The month of January has been designated Human Trafficking Awareness Month, culminating in National Freedom Day on February 1. Here, Danielle Castillejo, a second-year MA in Counseling Psychology student, writes about a recent shift working the “trash run” at a local shelter—and about the crisis of care that exists when complex trauma, mental illness, and sexual exploitation intersect. This post originally appeared on Red Tent Living.
My surprised skin bumped into the chills of the new fall morning air. Inhaling deeply from its fresh coolness, I steadied my beating heart’s morning aches that were left over from last night’s racing internal discussion about a life and a death. A young 19-year-old woman hung suspended before my mind, with her long, coarse, strawberry blond hair pulled tightly into a knot behind her head. She’s an average height, not skin and bones, but there’s not much extra. Her eyes don’t mask the dark terror of the voices. This body holds at least 16 years of consuming trauma. Trauma has mapped itself well, topographically: old scars and new ones mark her dips in and out of reality. She paces nightly, in pj shorts and tank top, racing through her own internal dialogue with accusing voices, imprisoning her body in my plain sight.

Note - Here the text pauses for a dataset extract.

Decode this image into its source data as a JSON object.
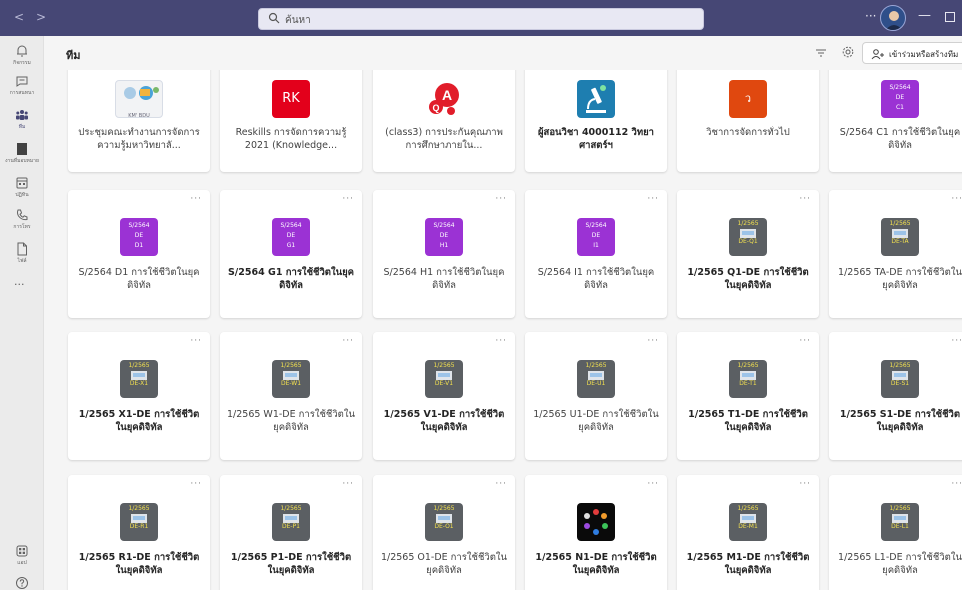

The darkness of winter seems to have arrived too early. I am unprepared for its tepid response to my request for a bit more light. Average gray clouds hold in sadness, lust, anger, desire, joy, and anguish, engulfing Seattle in the inevitability of pending violence. It’s the edge of a knife. The sharp edge presses my skin to see if I am real. Wincing, I look at the complications of loving, caring, justice, and reality. Her body remains unmoved from my mind.
With limited shelters and limited resources available to commercially sexually exploited persons, the short list of helpful and innovative options grows shorter when mental illness haunts bodies infected by complex traumas. This young woman will make frequent visits to the hospital in hope for relief and, yet, return to her life with little protection from the realities of her invasive trauma. Mental health hospitals diagnose these persons with schizophrenia, borderline personality disorder, dissociative identity disorder, major depressive disorder, suicidal ideation, and more. The self-harming behaviors of cutting and the dreams of suicide are identified and categorized, and the diagnosis procured.
“The short list of helpful and innovative options grows shorter when mental illness haunts bodies infected by complex traumas.”
Her shadow catches my eye. She walks down the street to wait for an Uber. The hospital door slams shut. She needs help and calls a friend.
The hospital releases her soul into a world of harsh expectations with little understanding of how in the hell she will come back from her severe mental illnesses.
I suppose, given the diagnosis, the hospital hopes that a plan of medication, therapy, and support will lead to healing. But without a buffer of time between the perpetual trauma and everyday life, hospitalizations, and a community that offers unconditional support, the commercially sexually exploited persons swim alone. They swim in dark, cold waters, gasping for air in systems unable to hold them compassionately.
Cutting edge therapeutic techniques are available to treat complex trauma; however, the skilled therapists are often financially bound to pay back student loans, bills, and to support a family. It’s difficult or nearly impossible to find social networks, churches, or systems that support the healing process of the lowest in society. And, most commercial sex workers are not white. They are Black, Asian, Pacific Islander, Latino/a, and bi-racial persons. When commercial sex workers walk into clinics, already stereotyped, reeking of addictions and death, only able to pay through state health insurance, there is not much hope to be held in those spaces.
These are the least of these. This is the trash run.
She sits, legs pulled to her chest, in the small shelter’s office, asking for grounding; she wants to get back to reality. Her phone buzzes just like mine, and her articulate analysis of her own internal reality questions my limited understanding. I mutter frustrations directed at a God who sees both of us. I resign to listen again to the accusing voices she narrates so clearly. We sit for less than 15 minutes because I am waiting on an Uber to take me home to a warm bed, husband, and four children. It is no consolation that I have spent precious hours away from my family to work here and get paid to chill with this woman and others. I don’t feel morally superior. I look at my watch one last time and excuse myself, telling her I am praying and hoping she stays safe. And with that, I remind myself that some would say I have completed my shift on “The Trash Run.”